What is the purpose of the Sarbanes-Oxley Act?

The Sarbanes-Oxley Act (also known as SOX) was created in 2002 in response to financial scandals that had occurred in the wake of the dot-com crash. This legislation aimed to protect investors from unethical accounting and corporate fraud. It sought to do this by setting strict standards for financial reporting, establishing safeguards against fraudulent activity, and making penalties for noncompliance harsher.

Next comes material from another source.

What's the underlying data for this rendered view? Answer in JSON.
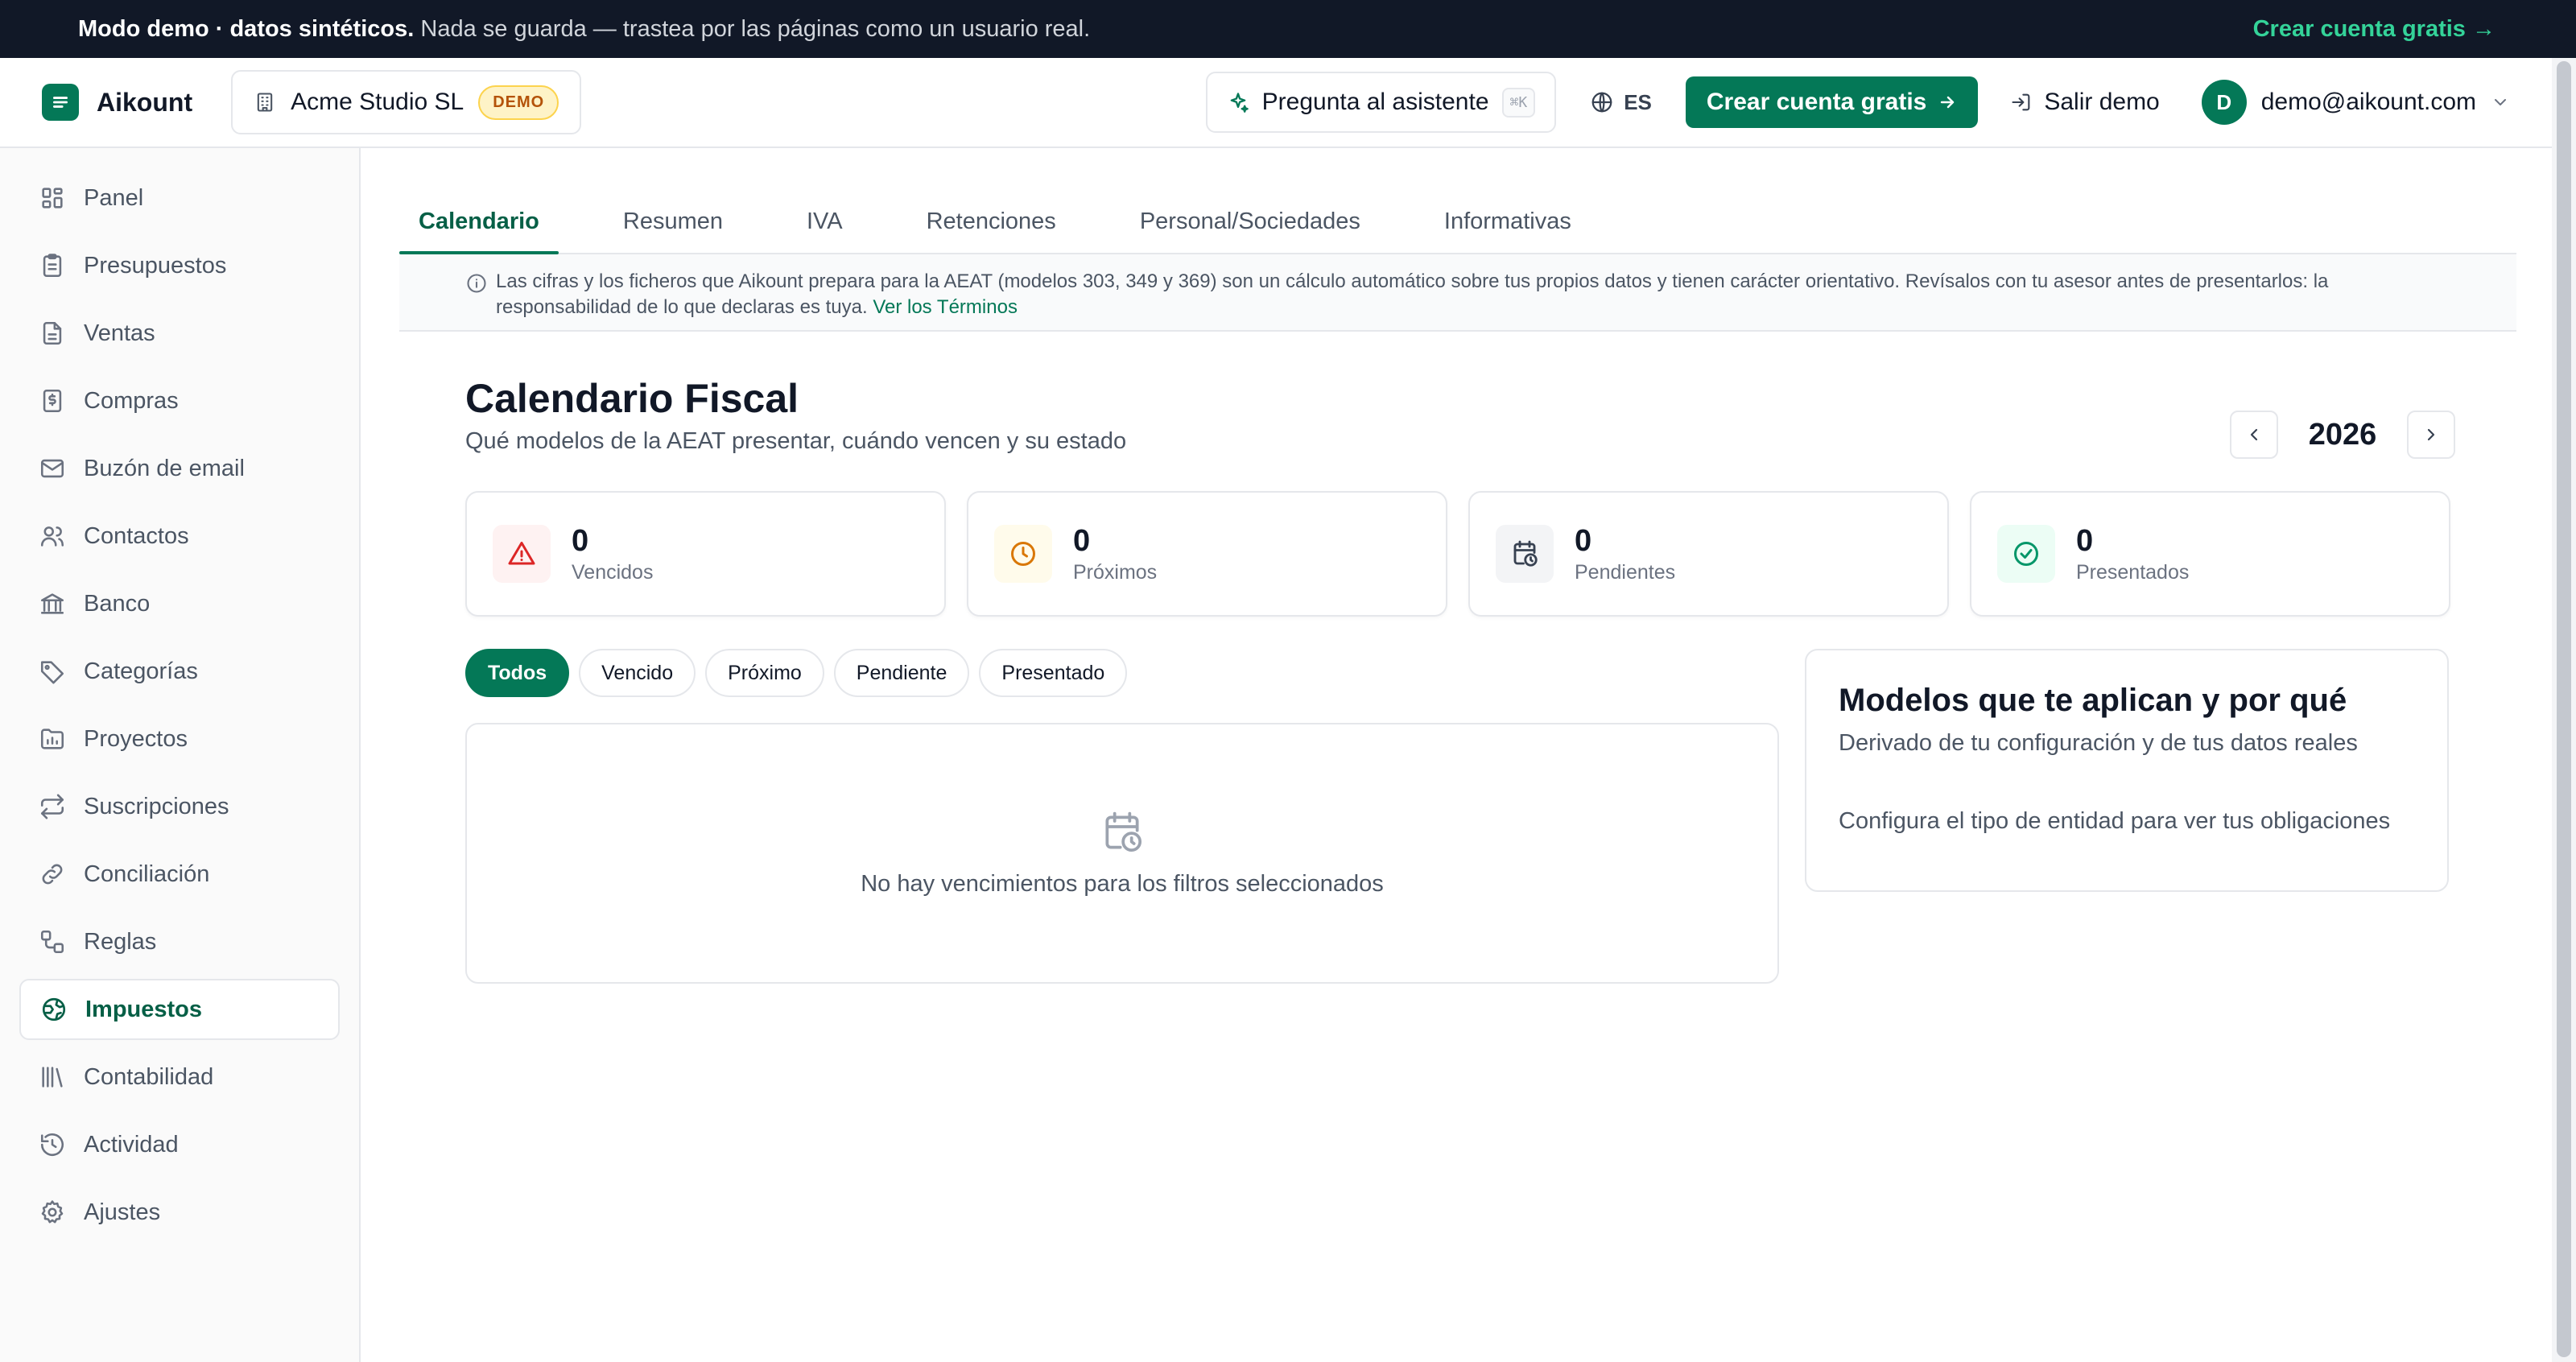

The Sarbanes-Oxley Act also called for the creation of the Public Company Accounting Oversight Board (PCAOB). The PCAOB is an independent body that is charged with setting auditing standards and conducting regular quality control checks on auditors. The goal of this board is to ensure that public companies are accurately and truthfully reporting their financial data. The SOX Act also established the Financial Accounting Standards Board (FASB). This non-profit organization sets the standards for financial reporting that publicly traded companies must follow. The FASB is responsible for establishing financial statements such as balance sheets and income statements which are released quarterly and yearly. In North Carolina, the Sarbanes-Oxley Act (SOX) is relevant because it seeks to prevent instances of investment fraud. For this reason, the North Carolina Department of Justice recommends that investors proceed with caution and conduct due diligence before investing their money. This includes researching the company’s financial reports and making sure that the company is compliant with all regulations set forth by the FASB and PCAOB.